Les mêmes inquiétudes que fait naitre cette coalition sont ressenties à Washington où l’administration de Joe Biden a mis déjà en garde Netanyahu contre les « abus » que ne manqueraient pas de commettre ses nouveaux alliés ultrareligieux.
Le New York Times, le plus grand défenseur d’Israël depuis sa création, ne cache pas son « anxiété » face aux développements politiques sous la houlette de l’ancien/nouveau Premier ministre Benyamin Netanyahu. Dans un article publié le 15 décembre et intitulé « Bon Dieu, que se passe-t-il en Israël ? », son chroniqueur de confession juive, Thomas Friedman, écrit : « Si vous me demandez mon avis sur la situation actuelle en Israël, je dirais que c’est un gâchis. Un gâchis total qui transformera ce pays de pilier de stabilité pour la région et pour son allié américain en un chaudron d’instabilité et une source d’inquiétude pour le gouvernement américain. »

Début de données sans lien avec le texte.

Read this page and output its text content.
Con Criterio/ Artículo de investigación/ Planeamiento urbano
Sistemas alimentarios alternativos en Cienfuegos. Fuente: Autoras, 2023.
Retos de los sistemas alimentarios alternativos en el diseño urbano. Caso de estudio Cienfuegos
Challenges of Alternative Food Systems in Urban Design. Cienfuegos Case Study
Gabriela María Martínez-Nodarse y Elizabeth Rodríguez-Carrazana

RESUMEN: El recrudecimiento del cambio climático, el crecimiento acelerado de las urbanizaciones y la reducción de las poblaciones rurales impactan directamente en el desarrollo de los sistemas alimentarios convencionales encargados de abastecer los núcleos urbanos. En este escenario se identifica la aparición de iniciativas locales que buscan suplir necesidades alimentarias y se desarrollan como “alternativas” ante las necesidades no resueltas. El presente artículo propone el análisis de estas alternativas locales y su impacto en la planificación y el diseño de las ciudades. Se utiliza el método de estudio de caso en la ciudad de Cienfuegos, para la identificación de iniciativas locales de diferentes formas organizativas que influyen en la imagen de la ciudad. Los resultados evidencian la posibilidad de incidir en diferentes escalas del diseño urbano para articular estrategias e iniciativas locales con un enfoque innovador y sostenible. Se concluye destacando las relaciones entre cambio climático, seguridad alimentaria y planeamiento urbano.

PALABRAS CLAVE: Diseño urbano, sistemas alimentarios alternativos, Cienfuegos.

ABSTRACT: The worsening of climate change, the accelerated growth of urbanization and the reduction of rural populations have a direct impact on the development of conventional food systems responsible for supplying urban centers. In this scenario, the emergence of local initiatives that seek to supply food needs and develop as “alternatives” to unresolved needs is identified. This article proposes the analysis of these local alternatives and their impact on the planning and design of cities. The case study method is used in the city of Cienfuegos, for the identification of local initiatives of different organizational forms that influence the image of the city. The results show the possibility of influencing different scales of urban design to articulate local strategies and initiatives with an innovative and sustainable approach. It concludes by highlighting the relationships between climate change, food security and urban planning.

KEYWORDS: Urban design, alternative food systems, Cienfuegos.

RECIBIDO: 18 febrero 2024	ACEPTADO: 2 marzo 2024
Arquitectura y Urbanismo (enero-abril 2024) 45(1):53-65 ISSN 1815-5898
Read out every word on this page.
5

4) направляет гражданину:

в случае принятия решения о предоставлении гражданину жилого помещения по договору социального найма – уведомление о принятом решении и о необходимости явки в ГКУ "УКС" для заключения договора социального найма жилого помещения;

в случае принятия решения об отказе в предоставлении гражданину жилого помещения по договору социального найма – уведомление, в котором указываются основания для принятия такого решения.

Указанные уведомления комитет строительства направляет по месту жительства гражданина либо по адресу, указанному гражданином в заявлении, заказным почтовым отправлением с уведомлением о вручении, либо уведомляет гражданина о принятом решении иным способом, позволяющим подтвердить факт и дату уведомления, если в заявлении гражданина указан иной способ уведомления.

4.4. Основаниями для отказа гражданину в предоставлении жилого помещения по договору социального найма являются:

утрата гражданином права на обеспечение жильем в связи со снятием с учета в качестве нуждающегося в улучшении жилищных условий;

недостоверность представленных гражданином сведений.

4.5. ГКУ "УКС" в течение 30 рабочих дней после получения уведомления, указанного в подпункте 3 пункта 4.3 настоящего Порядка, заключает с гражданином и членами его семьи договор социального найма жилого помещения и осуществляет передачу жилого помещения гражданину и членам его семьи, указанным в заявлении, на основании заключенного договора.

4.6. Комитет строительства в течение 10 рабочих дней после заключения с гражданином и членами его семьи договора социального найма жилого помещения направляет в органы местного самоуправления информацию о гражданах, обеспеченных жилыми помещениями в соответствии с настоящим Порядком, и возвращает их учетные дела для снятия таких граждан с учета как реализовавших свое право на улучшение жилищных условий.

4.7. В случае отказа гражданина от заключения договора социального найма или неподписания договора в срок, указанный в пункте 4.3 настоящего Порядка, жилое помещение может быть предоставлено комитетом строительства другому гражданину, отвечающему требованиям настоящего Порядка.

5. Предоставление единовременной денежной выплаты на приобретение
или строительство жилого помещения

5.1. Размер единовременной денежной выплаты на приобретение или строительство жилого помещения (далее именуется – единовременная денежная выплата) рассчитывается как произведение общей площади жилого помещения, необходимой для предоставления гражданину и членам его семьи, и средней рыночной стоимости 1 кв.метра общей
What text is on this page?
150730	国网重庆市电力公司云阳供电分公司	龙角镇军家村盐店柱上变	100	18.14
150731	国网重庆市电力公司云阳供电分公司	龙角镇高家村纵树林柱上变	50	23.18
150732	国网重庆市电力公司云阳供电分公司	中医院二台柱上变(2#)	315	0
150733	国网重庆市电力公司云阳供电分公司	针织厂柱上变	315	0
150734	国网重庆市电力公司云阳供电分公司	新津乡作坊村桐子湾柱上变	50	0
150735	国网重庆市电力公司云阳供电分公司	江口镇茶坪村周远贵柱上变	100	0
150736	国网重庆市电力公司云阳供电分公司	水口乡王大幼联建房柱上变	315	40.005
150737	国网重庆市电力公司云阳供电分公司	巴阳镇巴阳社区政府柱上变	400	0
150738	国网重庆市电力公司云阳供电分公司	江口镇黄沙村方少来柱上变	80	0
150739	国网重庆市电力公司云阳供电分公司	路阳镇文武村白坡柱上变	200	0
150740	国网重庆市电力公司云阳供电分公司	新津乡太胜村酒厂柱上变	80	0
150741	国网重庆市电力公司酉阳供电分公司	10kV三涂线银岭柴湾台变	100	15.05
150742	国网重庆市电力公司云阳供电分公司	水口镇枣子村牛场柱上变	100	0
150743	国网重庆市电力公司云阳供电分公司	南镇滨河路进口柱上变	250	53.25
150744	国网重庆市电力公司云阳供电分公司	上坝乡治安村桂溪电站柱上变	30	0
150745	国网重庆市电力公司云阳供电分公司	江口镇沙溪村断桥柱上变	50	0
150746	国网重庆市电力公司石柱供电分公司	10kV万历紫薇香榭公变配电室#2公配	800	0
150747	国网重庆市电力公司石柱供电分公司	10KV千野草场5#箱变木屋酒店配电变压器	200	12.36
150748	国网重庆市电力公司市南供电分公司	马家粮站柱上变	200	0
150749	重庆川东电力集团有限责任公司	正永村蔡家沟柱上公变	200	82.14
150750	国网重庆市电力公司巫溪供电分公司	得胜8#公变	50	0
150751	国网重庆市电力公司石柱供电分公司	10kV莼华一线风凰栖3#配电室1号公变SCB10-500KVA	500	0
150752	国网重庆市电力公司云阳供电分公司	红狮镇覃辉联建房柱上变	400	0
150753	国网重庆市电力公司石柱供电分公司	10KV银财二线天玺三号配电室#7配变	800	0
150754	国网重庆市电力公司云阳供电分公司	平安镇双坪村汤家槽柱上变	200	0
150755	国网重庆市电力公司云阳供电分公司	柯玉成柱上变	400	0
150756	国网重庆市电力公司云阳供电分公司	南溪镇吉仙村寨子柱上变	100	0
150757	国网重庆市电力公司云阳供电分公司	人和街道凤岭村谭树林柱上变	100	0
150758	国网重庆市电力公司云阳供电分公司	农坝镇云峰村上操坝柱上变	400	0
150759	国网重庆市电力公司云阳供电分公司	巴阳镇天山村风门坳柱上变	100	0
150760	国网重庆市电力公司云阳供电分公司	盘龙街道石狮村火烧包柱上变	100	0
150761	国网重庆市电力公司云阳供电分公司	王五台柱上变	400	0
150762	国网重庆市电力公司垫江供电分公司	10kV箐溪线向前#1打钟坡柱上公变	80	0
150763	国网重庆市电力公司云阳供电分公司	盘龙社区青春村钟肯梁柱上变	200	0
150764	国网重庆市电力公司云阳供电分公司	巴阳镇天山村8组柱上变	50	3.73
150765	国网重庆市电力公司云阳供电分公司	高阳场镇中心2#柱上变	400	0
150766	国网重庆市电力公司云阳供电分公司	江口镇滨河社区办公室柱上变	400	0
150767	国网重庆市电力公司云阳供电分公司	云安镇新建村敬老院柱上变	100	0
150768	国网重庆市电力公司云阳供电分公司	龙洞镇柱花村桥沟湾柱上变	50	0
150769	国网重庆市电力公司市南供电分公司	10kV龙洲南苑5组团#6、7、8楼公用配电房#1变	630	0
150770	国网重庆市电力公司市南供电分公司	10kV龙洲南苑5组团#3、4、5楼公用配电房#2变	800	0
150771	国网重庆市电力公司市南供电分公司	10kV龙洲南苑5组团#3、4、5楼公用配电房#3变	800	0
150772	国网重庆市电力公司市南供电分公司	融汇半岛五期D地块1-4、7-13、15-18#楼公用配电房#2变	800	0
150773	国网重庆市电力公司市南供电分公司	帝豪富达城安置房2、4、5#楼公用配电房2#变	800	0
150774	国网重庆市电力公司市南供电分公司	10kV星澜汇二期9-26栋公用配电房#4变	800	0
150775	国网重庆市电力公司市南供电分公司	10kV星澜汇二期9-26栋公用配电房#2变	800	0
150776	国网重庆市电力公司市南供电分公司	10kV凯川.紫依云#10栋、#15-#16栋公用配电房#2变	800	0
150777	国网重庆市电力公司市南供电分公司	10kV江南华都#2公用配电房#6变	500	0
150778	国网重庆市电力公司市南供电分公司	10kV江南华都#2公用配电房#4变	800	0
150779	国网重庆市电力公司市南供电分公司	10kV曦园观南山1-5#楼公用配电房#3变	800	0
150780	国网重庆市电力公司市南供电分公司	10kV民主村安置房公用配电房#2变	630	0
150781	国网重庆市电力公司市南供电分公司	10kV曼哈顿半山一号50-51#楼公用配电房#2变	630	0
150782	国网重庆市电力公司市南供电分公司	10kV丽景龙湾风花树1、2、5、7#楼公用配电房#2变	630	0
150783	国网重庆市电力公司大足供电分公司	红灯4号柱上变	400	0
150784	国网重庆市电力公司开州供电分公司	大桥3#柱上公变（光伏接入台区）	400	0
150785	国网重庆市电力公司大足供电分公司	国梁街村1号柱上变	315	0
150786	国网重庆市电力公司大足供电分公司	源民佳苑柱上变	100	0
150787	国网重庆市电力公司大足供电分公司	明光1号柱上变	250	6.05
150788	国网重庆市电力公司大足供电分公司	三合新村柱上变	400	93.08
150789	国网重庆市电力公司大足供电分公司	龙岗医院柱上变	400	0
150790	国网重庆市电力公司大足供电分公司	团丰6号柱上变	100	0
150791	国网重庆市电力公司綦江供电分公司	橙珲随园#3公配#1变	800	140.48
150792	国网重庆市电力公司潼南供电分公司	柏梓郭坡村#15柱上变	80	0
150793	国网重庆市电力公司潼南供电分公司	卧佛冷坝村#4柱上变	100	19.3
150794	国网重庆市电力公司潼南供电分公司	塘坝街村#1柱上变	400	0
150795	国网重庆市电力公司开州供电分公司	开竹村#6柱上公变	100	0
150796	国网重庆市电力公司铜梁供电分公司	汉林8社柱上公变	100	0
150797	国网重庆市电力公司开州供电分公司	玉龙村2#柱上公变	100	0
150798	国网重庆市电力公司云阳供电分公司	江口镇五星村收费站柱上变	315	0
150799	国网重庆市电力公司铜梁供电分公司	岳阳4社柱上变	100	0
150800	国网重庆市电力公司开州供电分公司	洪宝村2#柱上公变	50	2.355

Il y a un an, la plupart des observateurs de la scène israélienne étaient certains que Netanyahu, de par le nombre d’affaires de corruption dont il est accusé, finirait derrière les barreaux et un terme serait mis à sa carrière politique. Non seulement il n’ira pas en prison, mais il revient sur scène à la faveur des élections du 1er novembre desquelles le Likoud émergera comme le premier parti. Ouvrant la voie à son chef pour un nouveau mandat après ceux de 1996-99 et de 2009-2021.
Cela se passe en Israël où les plus corrompus, les plus extrémistes et les plus racistes sont élus pour diriger « la plus grande démocratie au Moyen-Orient ».